For more than seven years, Ms. Loftin would hand Mr. Moore, her eldest grandchild, a cold 16-ounce glass bottle of Pepsi and a small parcel of roasted, salted peanuts at the end of each week, as they sat on the front porch of her home in eastern North Carolina. The two would then drop a few peanuts into the soda.
“It was a rush of sweet and salt with crunch and liquid happening all at once,” said Mr. Moore, the chef and owner of Saltbox Seafood Joint who this year was named Best Chef: Southeast at the James Beard Foundation awards. The ritual remains Mr. Moore’s most enduring and affecting food memory, one that informs the centerpiece of his Kwanzaa celebration: a luscious peanut fish stew.
Mr. Moore began observing Kwanzaa 20 years ago, and in the beginning he was especially interested in the food traditions surrounding the holiday. There is not a central, definitive culinary tradition that roots Kwanzaa, which is celebrated from Dec. 26 to Jan. 1, and many cooks look to foods across the African diaspora to anchor their festivities.
“I decided to only serve dishes that were truly meaningful and personal,” Mr. Moore said.
For Mr. Moore, 53, that means a dish where peanuts, an indispensable ingredient that binds his past and present, play a central role.
Typically, on the Friday of Kwanzaa, he makes 60 portions of peanut fish stew, which features punchy aromatics like ginger and garlic, as well as chopped fresh peanuts and a from-scratch peanut butter. Mr. Moore cooks the stew outdoors in a huge cast-iron cauldron.
“It’s too big for me to cook indoors from a safety standpoint,” he said, laughing.
The other meal he prepares for his family and friends — usually on the Sunday of Kwanzaa — is an allspice-scented brown stew pork shoulder, served with skillet fried plantains and rice.

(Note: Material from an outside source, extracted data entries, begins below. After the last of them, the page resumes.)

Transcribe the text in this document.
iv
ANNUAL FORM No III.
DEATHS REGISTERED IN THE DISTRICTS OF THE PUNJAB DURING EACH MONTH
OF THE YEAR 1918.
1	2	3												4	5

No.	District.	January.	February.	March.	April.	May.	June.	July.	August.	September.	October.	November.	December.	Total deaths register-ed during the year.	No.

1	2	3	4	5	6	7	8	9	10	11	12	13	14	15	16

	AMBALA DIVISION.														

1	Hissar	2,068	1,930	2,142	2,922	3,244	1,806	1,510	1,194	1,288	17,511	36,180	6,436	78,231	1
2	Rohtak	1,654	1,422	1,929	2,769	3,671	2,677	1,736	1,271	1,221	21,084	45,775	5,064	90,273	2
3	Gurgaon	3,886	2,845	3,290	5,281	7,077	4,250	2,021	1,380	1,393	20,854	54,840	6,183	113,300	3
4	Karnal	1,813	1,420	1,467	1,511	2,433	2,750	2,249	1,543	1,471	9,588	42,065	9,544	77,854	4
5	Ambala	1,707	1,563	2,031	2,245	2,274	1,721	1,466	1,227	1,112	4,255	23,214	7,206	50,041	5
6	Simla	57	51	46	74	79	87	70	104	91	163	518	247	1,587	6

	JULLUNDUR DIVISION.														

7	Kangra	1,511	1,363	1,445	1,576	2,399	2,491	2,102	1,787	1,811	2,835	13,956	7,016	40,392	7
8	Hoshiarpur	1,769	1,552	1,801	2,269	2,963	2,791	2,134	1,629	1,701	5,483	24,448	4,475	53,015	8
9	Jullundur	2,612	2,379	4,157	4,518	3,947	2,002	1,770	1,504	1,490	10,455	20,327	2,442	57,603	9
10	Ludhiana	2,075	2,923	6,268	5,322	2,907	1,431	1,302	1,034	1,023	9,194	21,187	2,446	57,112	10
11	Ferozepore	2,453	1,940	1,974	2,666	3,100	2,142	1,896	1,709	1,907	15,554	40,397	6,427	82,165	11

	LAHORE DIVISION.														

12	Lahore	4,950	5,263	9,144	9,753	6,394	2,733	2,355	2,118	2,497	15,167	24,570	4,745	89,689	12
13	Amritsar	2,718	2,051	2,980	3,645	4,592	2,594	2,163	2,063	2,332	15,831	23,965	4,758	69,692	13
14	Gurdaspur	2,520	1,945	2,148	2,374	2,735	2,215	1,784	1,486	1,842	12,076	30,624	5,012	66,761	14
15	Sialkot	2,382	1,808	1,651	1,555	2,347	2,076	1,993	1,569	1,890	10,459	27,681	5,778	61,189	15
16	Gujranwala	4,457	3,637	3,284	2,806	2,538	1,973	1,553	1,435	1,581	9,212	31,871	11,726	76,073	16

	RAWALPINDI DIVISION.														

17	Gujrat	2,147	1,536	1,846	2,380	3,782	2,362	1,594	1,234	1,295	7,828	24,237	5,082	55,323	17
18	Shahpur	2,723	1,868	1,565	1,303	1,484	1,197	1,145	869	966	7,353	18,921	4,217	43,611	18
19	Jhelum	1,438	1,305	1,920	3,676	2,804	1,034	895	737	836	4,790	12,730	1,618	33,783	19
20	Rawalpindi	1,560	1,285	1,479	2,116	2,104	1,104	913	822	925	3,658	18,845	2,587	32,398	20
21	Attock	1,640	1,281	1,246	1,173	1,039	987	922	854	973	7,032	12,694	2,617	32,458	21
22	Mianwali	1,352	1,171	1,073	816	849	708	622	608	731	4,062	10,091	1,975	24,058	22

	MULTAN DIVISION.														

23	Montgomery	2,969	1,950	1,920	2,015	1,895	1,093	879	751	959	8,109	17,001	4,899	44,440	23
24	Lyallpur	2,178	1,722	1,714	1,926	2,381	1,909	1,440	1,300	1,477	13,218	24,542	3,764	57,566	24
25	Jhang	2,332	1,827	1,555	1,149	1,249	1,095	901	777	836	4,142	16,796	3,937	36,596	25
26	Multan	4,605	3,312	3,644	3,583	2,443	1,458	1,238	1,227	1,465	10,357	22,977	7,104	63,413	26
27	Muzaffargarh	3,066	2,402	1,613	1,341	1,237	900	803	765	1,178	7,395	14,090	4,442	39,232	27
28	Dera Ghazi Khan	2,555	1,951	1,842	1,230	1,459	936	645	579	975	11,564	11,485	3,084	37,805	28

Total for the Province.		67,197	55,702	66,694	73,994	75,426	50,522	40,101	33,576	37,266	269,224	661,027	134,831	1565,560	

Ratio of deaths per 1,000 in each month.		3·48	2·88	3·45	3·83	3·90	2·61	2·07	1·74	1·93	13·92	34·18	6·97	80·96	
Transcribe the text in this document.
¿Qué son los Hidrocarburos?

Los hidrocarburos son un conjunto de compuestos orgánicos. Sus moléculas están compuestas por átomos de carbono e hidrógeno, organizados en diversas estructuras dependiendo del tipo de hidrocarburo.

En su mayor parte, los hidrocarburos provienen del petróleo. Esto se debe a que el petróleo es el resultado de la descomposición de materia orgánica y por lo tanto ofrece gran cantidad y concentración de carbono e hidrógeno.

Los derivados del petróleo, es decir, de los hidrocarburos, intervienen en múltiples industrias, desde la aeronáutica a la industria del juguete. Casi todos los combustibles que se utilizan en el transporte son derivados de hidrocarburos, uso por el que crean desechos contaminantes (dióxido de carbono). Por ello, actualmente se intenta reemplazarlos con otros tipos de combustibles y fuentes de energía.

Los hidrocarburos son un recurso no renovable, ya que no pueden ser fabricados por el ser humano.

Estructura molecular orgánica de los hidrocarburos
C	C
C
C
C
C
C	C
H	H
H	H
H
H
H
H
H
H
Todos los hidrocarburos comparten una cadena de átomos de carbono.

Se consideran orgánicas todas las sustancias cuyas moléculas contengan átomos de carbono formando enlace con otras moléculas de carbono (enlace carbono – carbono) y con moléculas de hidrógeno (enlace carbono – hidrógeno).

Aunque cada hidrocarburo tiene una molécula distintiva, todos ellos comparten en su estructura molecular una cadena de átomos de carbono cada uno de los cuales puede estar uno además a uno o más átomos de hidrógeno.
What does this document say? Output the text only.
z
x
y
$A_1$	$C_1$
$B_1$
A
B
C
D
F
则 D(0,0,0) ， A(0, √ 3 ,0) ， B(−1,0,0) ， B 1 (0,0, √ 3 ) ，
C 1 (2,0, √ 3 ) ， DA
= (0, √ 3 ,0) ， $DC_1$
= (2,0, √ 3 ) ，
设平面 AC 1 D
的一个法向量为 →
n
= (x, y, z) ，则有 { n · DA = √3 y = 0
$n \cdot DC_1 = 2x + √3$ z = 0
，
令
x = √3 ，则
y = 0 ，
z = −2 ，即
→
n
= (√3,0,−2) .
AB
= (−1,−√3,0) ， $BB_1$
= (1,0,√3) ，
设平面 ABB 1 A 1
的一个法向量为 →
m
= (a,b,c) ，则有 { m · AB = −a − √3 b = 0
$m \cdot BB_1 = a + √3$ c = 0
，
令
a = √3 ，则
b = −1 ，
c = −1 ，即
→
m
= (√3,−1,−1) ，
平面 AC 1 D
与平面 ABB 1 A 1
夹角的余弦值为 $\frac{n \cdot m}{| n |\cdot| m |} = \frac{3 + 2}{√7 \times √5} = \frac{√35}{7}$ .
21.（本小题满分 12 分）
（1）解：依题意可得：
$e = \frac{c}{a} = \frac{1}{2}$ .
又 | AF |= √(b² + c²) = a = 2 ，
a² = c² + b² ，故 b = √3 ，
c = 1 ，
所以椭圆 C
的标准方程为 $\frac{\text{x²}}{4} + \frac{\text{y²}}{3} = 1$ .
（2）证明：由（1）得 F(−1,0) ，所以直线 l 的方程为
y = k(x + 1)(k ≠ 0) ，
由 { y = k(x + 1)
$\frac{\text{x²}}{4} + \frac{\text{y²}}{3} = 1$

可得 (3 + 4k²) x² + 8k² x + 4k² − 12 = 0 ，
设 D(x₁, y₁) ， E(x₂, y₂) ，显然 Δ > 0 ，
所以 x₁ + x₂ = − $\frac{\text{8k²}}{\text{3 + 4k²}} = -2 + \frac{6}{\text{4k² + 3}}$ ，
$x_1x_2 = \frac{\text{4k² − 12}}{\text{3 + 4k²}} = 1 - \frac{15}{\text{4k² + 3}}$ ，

Even though he is a chef, everyone in his immediate family has a hand in taking the stew across the finish line for their more than two dozen guests. His daughter, Hunter, who is a college freshman, prepares the vegetables and his 15-year-old son, Greyson, makes the peanut butter. His wife, Norma, makes the Carolina gold rice that they serve with the stew.